Hedvig architecture is based on Cassandra open source distributed database management system, which was originally designed to handle large amounts of data across many commodity servers, providing high availability with no single point of failure.

Hedvig is highly scalable software defined distributed storage which could be assessed via multiple industry standard interfaces.

Terms and Definitions

  • Hedvig Storage Proxy - A lightweight storage access layer that runs as a guest VM or Docker container to provide storage resources to compute environments.
  • Hedvig Virtual Disk - The storage disk volume abstraction presented by the Hedvig Distributed Storage Platform.
  • Hedvig deploy - Servers/VM which is responsible for deploying storage and managing services
  • storage nodes - Servers hosting storage.

Architecture

Hedvig Storage services

These are responsible for transforming the storage hardware to be served as virtual storage. The Hedvig Storage Service operates as an optimized key value store and is responsible for writing data directly to the storage media. It captures all random writes into the system, sequentially ordering them into a log structured format that flushes sequential writes to disk. This provides the ability to ingest data at a high rate, as well as optimize the disk utilization.

The Hedvig Storage Service consist of two primary processes

1. Data process. : This process define the layout of the data on raw disk , Hedvig storage have mainly two units

1. storage pools : logical grouping of 3 disk in a node.
2. containers : 16 gb chunk of data. (Mostly on SSDs)
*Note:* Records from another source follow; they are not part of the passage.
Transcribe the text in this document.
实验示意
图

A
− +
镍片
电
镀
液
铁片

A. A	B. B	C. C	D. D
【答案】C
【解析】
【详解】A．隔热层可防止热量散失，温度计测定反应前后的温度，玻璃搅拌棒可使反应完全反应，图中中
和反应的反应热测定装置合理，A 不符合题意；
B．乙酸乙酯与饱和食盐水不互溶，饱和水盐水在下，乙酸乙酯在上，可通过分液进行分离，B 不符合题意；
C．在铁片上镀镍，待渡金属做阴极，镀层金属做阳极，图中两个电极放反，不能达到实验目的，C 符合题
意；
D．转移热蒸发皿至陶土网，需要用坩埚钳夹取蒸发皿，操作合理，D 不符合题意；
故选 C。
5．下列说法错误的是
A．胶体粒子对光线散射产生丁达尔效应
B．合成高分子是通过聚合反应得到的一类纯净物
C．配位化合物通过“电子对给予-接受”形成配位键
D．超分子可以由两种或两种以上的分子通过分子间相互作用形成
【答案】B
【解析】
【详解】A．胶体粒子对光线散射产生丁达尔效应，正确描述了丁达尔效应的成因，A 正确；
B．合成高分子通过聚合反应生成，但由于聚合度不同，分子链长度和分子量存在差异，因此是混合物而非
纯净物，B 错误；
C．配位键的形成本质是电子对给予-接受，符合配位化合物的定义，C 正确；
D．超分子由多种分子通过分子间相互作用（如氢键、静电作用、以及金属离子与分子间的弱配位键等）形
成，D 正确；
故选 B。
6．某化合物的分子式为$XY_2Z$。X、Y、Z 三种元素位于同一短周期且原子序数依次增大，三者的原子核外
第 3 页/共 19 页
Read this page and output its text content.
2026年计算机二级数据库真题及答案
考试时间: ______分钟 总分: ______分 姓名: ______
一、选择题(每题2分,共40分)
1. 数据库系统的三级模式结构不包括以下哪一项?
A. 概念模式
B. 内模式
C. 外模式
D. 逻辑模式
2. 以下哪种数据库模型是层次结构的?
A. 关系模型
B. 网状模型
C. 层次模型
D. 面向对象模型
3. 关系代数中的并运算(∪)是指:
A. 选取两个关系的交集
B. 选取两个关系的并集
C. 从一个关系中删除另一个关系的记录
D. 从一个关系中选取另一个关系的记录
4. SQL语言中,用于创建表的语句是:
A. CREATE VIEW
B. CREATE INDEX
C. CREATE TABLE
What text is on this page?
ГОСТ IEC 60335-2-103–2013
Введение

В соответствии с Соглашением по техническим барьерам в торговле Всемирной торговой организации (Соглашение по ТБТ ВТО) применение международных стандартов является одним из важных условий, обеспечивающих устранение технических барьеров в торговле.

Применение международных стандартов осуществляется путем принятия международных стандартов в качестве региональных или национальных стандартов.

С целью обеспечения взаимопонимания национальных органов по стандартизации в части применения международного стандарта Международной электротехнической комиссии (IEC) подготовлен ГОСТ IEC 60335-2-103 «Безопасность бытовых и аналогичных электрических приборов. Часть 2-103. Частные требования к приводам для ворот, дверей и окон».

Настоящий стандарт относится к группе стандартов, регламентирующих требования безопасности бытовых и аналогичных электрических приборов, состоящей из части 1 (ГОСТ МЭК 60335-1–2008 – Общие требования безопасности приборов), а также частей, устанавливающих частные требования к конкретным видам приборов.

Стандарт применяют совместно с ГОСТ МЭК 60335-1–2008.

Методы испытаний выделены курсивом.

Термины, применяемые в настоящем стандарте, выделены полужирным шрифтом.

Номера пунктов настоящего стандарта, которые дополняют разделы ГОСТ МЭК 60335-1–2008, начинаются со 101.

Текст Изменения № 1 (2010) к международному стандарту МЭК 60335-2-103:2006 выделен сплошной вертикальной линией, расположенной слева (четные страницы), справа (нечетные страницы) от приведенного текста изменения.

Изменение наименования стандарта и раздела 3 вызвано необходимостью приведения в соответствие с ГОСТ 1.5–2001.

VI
Virtual disk are stored over container , each residing on unique storage pool on each node.

2. Metadata process. Responsible for how /where data have to be read and write. Number of Replica , Replica location, storage pools containers all information is handled by metadata process. Metadata is present across all the nodes and can be cached at proxies for better access.

Hedvig Storage proxies

Hedvig replication

  • Can create upto 6 repication of data across 4 active data centers
  • Single Vdisk configured with 3 replication factor , has successfull write only when storage 2 storage node send acknowledgment.
  • Wide-stripe policy for failed disk . This background process is independent to primary I/O , hence no performance implication
  • Rack Aware Virtual Disk policy : uses the third octet to determine the Rack.
  • Datacenter Aware policy : uses the second octet to determine the datacenter.


Hedvig Deduplication

Hedvig provides inline ,global deduplication to optimize I/O. Data reduction efficiency benefits from all data deduplicated and stored across the cluster.